Recuerdo que en muchas ocasiones solía quejarme con mi supervisor porque no tenía el tiempo suficiente para completar algún trabajo. Un día mi jefe me dijo: “Serafín, aprender a administrar tu tiempo también es parte de tu trabajo“.

Todos experimentamos interrupciones, momentos de ansiedad que no nos dejan realizar sosegadamente infinidad de tareas en el día. Sin embargo, también podemos ver posibilidades que nos llegan con ellas. Mirando al pasado, muchos de nosotros podemos ver cómo algunas de las relaciones más importantes que hemos hecho, algunos de los servicios más gratificantes que hemos rendido, han venido de lo que vimos primero como interrupciones y tropiezos.

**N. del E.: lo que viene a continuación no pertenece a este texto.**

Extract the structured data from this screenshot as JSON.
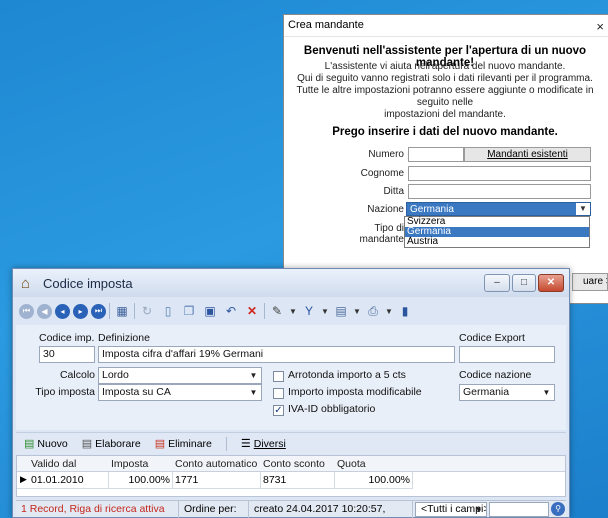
{
  "back_dialog": {
    "title": "Crea mandante",
    "close_glyph": "×",
    "welcome": "Benvenuti nell'assistente per l'apertura di un nuovo mandante!",
    "intro_lines": [
      "L'assistente vi aiuta nell'apertura del nuovo mandante.",
      "Qui di seguito vanno registrati solo i dati rilevanti per il programma.",
      "Tutte le altre impostazioni potranno essere aggiunte o modificate in seguito nelle",
      "impostazioni del mandante."
    ],
    "prompt": "Prego inserire i dati del nuovo mandante.",
    "fields": {
      "numero_label": "Numero",
      "existing_button": "Mandanti esistenti",
      "cognome_label": "Cognome",
      "ditta_label": "Ditta",
      "nazione_label": "Nazione",
      "nazione_value": "Germania",
      "tipo_label": "Tipo di mandante"
    },
    "nazione_options": [
      "Svizzera",
      "Germania",
      "Austria"
    ],
    "partial_button": "uare >"
  },
  "window": {
    "title": "Codice imposta",
    "controls": {
      "minimize": "–",
      "maximize": "□",
      "close": "✕"
    },
    "form": {
      "codice_label": "Codice imp.",
      "codice_value": "30",
      "definizione_label": "Definizione",
      "definizione_value": "Imposta cifra d'affari 19% Germani",
      "export_label": "Codice Export",
      "export_value": "",
      "calcolo_label": "Calcolo",
      "calcolo_value": "Lordo",
      "tipo_label": "Tipo imposta",
      "tipo_value": "Imposta su CA",
      "arrotonda_label": "Arrotonda importo a 5 cts",
      "importo_label": "Importo imposta modificabile",
      "iva_label": "IVA-ID obbligatorio",
      "nazione_label": "Codice nazione",
      "nazione_value": "Germania"
    },
    "subtoolbar": {
      "nuovo": "Nuovo",
      "elaborare": "Elaborare",
      "eliminare": "Eliminare",
      "diversi": "Diversi"
    },
    "grid": {
      "headers": [
        "Valido dal",
        "Imposta",
        "Conto automatico",
        "Conto sconto",
        "Quota"
      ],
      "rows": [
        [
          "01.01.2010",
          "100.00%",
          "1771",
          "8731",
          "100.00%"
        ]
      ]
    },
    "status": {
      "record": "1 Record, Riga di ricerca attiva",
      "ordine": "Ordine per:",
      "creato": "creato 24.04.2017 10:20:57,",
      "campi": "<Tutti i campi>"
    }
  }
}
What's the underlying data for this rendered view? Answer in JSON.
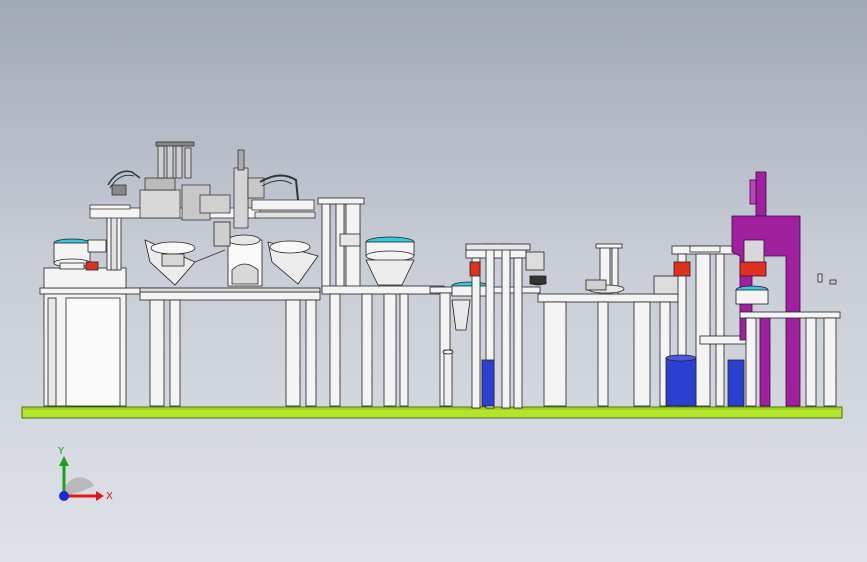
{
  "model_view": {
    "colors": {
      "background_top": "#a1a8b6",
      "background_bottom": "#dfe2e8",
      "floor_plate": "#b2e62c",
      "frame_white": "#f4f4f4",
      "outline": "#222222",
      "press_purple": "#a020a0",
      "hopper_blue": "#2b3fd0",
      "accent_red": "#e03020",
      "accent_cyan": "#38c8d8"
    },
    "triad": {
      "x_label": "X",
      "y_label": "Y",
      "x_color": "#e01818",
      "y_color": "#1ea01e",
      "z_color": "#1a2ad8"
    }
  }
}
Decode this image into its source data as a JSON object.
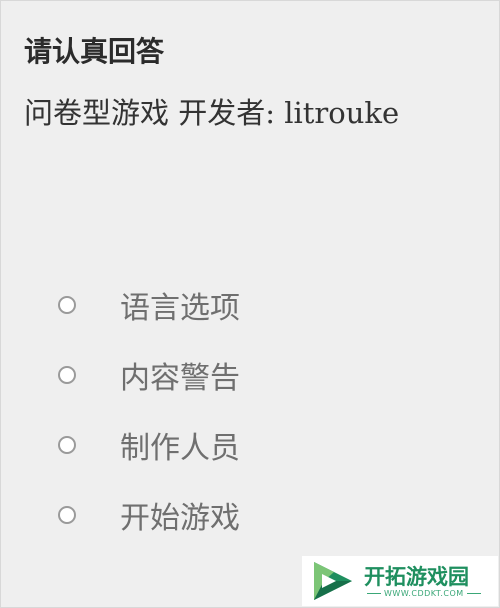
{
  "header": {
    "title": "请认真回答",
    "subtitle": "问卷型游戏 开发者: litrouke"
  },
  "menu": {
    "items": [
      {
        "label": "语言选项"
      },
      {
        "label": "内容警告"
      },
      {
        "label": "制作人员"
      },
      {
        "label": "开始游戏"
      }
    ]
  },
  "watermark": {
    "name": "开拓游戏园",
    "domain": "WWW.CDDKT.COM",
    "icon": "play-logo-icon",
    "colors": {
      "primary": "#1f8f5f",
      "secondary": "#7cc576"
    }
  },
  "colors": {
    "background": "#efefef",
    "title": "#2b2b2b",
    "menu_text": "#6f6f6f",
    "radio_border": "#9a9a9a"
  }
}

Dios nos dió un modelo para lidiar con la ansiedad en Filipenses 4:6 cuando dice:
“Por nada estéis afanosos, sino sean conocidas vuestras peticiones delante de Dios en toda oración y ruego, con acción de gracias“. La misión que Dios nos da se concentra en las personas y circunstancias difíciles con las que tenemos que bregar día a día. No hay justificación alguna para ignorar nuestra responsabilidad de manejar nuestro tiempo y actividades en acorde con la voluntad de Dios. Las dificultades en nuestras vidas pueden ser el método que Jesucristo usa para mostrarnos que solo en él hay seguro y eterno descanso.